• Feb 5th 2009, 10:42 PM
reshma
ABCD is a cyclic quadrilateral. Diagonals of ABCD (ie.,AC & BD) meet at right angles at P.PL is a perpendicular bisector to chord AB. If PL is extended to meet chord DC at M, show that PM bisects DC.
• Feb 6th 2009, 08:07 AM
red_dog
$AL=LB, \ PL\perp AB\Rightarrow\Delta APB$ isosceles $\Rightarrow\widehat{PAB}=\widehat{PBA}$

But $\widehat{PAB}=\widehat{PDC}, \ \widehat{PBA}=\widehat{PCD}\Rightarrow\widehat{PDC }=\widehat{PCD}\Rightarrow\Delta PCD$ isosceles.
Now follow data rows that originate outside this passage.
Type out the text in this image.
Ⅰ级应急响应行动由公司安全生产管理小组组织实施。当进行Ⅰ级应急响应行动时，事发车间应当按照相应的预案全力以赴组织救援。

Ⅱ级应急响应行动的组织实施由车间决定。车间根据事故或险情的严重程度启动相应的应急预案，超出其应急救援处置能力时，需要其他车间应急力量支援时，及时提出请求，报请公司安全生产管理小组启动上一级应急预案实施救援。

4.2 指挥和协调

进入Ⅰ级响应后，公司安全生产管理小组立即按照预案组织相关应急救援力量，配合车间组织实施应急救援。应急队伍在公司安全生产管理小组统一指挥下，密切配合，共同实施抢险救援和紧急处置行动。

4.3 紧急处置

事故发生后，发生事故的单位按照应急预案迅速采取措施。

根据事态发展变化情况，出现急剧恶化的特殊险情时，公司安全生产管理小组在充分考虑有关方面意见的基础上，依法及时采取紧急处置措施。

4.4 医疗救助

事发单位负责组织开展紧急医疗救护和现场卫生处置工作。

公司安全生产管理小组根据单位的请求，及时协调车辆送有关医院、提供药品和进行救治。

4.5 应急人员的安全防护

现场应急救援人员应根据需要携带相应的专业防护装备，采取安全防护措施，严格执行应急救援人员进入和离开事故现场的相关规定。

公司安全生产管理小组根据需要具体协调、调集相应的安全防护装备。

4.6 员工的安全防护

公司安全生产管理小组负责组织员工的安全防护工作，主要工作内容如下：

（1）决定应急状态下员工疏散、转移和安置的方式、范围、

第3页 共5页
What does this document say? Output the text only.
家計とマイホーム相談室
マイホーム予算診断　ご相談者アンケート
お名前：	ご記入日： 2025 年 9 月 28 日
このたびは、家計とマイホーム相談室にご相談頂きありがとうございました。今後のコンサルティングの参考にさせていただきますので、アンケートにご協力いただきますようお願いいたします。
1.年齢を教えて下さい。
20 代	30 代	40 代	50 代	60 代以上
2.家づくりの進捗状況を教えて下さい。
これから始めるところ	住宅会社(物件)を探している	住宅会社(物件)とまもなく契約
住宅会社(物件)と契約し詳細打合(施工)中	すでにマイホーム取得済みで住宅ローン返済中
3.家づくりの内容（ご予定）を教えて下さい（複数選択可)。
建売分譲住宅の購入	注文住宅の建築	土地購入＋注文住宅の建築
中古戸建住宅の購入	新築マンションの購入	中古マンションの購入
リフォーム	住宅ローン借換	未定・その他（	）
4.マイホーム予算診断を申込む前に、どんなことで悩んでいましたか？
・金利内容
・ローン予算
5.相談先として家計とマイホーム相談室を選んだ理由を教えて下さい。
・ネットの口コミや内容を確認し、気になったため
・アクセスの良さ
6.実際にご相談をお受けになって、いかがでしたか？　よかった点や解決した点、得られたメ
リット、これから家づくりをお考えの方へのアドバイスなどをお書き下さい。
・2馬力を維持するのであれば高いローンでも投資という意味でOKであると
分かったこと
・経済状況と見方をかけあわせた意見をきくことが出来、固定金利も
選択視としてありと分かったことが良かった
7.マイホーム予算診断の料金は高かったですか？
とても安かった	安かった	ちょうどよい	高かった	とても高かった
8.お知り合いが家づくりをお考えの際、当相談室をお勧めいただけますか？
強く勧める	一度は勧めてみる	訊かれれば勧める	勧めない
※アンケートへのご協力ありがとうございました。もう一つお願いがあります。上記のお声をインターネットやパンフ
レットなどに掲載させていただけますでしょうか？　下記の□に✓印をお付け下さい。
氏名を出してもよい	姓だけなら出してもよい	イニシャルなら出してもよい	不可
We have $\widehat{ACD}=\widehat{CAB}\Rightarrow AB\parallel DC\Rightarrow PM\perp CD\Rightarrow DM=MC$
• Feb 9th 2009, 11:26 AM
fardeen_gen
1)angle APB and DPC are vertically opposite,hence equal
2)opposite sides are similar in ABCD because the diagonals are perpendicular to each other, hence have equal length
3)angle PLA and angle PMD are alternate angles, hence equal

Therefore, by ASA(angle-side-angle) postulate, triangles ABP and DCP are congruent.

Also,
PL=PM
Therefore, if PL bisects AB then, PM bisects DC.